Crawling, Analyzing, and Ranking 20 Million Photos a Day
Pixable aggregates photos from across your different social networks and finds the best ones so you never miss an important moment. That means currently processing the metadata of more than 20 million new photos per day: crawling, analyzing, ranking, and sorting them along with the other 5+ billion that are already stored in our database. Making sense of all that data has challenges, but two in particular rise above the rest:
- How to access millions of photos per day from Facebook, Twitter, Instagram, and other services in the most efficient manner.
- How to process, organize, index, and store all the meta-data related to those photos.
Sure, Pixable’s infrastructure is changing continuously, but there are some things that we have learned over the last year. As a result, we have been able to build a scalable infrastructure that takes advantage of today’s tools, languages and cloud service, all running on Amazon Web Services where we have more than 80 servers running. This document provides a brief introduction to those lessons.
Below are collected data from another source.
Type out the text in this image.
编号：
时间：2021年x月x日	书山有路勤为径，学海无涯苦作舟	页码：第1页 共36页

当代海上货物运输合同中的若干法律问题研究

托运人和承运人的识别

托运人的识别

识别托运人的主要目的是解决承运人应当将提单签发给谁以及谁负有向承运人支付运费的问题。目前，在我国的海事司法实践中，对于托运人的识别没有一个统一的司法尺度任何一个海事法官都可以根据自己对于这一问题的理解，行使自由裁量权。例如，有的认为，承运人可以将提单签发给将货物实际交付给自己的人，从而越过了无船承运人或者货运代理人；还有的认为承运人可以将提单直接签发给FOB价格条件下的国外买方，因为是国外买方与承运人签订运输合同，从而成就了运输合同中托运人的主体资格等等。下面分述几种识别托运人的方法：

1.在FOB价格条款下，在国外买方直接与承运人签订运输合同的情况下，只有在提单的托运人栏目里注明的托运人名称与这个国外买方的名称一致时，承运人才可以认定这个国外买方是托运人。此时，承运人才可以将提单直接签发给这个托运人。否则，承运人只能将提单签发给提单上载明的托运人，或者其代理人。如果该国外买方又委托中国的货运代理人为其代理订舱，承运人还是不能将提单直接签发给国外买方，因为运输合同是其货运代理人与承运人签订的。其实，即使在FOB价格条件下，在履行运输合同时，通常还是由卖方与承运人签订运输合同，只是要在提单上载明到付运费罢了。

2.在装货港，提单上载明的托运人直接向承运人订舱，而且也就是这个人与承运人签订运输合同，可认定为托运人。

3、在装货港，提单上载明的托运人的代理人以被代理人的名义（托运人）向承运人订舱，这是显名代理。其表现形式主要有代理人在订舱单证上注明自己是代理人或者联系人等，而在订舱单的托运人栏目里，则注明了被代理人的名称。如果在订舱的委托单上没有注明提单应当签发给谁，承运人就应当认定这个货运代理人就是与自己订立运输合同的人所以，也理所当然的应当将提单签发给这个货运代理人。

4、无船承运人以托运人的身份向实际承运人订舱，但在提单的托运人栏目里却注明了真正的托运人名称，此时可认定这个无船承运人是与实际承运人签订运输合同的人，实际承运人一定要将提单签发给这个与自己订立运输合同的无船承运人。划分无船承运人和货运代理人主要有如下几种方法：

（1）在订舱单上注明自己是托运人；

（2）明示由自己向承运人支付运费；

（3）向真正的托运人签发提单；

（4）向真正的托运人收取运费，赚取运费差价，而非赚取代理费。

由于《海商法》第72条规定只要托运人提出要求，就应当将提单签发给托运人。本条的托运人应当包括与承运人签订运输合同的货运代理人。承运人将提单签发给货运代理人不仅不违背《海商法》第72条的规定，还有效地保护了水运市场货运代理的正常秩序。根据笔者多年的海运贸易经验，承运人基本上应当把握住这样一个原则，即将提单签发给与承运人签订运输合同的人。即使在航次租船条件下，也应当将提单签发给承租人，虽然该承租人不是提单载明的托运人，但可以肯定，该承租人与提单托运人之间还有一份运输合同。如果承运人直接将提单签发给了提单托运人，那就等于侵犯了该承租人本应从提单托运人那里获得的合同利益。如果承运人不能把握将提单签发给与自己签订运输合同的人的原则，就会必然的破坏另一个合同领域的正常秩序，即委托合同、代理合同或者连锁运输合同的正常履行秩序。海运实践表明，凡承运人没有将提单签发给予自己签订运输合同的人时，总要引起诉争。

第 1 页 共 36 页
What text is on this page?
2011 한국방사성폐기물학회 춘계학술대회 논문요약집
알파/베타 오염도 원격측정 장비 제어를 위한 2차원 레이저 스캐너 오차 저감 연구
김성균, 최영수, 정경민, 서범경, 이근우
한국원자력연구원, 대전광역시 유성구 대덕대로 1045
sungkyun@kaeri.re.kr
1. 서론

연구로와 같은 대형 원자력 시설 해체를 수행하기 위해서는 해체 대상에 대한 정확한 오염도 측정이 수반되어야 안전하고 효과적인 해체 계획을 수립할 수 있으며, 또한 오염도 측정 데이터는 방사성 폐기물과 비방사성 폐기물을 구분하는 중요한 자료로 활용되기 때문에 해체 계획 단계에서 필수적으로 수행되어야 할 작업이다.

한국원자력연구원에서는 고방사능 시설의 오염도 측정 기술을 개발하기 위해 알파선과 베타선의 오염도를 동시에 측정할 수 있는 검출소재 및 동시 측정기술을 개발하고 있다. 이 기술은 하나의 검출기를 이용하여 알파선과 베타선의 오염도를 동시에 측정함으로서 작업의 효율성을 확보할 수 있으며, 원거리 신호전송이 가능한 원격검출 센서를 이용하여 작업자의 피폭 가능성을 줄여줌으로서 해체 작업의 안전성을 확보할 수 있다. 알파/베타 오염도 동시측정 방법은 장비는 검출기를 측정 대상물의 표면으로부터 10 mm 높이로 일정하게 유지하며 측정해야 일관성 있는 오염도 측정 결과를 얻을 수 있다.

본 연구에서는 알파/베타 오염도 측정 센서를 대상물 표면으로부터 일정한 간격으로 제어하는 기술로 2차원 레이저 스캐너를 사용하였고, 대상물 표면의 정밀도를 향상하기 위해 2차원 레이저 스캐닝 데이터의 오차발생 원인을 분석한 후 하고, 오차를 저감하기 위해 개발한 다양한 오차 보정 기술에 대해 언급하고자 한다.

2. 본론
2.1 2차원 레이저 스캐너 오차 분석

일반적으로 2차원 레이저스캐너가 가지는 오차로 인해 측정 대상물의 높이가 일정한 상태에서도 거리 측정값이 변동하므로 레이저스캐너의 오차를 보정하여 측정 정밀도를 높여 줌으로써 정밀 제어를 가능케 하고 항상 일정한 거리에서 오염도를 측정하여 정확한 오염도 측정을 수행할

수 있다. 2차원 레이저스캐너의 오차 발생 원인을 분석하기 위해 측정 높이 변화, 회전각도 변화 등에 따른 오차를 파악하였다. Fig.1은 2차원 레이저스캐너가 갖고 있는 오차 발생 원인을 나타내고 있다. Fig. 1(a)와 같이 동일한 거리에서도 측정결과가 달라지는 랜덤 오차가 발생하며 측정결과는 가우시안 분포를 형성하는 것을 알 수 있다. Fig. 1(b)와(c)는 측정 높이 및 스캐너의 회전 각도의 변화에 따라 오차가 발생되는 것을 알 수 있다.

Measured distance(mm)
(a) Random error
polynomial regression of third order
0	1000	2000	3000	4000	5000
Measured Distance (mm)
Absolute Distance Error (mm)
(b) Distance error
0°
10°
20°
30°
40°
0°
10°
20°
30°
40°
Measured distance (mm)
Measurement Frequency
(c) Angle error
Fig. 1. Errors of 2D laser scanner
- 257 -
Backend architecture – where everything happens
Infrastructure – loving Amazon EC2
We maintain all of our servers on Amazon EC2 using a wide range of instances, from t1.micro to m2.2xlarge, with CentOS Linux. After setting up the server, we create our own internal AMIs–one for every type of server. We always have them ready for immediate deployment when the load increases, thus maintaining a minimum performance standard at all times.
To compensate for these load fluctuations, we developed our own auto-scaling technology that forecasts how many servers we need of each type according to the current and historic load for a particular time of the day. Then we launch or terminate instances just to keep the right level of provisioning. In this way, we are able to save money by scaling down our servers when they’re unnecessary. Auto-scaling in Amazon is not easy, since there are many variables to consider.
For example: it makes no sense to terminate an instance that has been running for just half an hour, since Amazon charges for whole hours. Also, Amazon can take 20+ minutes to launch a spot-instance. So for sudden spikes in traffic, we do some clever launch scheduling of on-demand instances (that launch much faster), and then swapping them out for spot-instances in the next hour. This is the result of pure operational research, the objective of which is to extract the best performance for the right amount of money. Think of it like the film “Moneyball”, but with virtualized servers instead of baseball players.
Our web servers currently run Apache + PHP 5.3 (lately we have been fine-tuning some web servers to run nginx + php-fpm, which will soon become our standard configuration). The servers are evenly distributed across different availability zones behind an Amazon’s Elastic Load Balancer, so we can absorb both downtime and price fluctuations on Amazon. Our static content is stored on Amazon Cloud Front, and we use Amazon Route 53 for DNS services. Yes indeed… we love Amazon.
Work queue- jobs for crawling and ranking photos, send notifications and more
Virtually all processing at Pixable is done via an asynchronous job (e.g., crawling new photos from different users from Facebook, sending push notifications, calculating friend rankings, etc). We have several dozen worker servers crawling metadata from photos from different services and processing that data. This is a continuous, around-the-clock process.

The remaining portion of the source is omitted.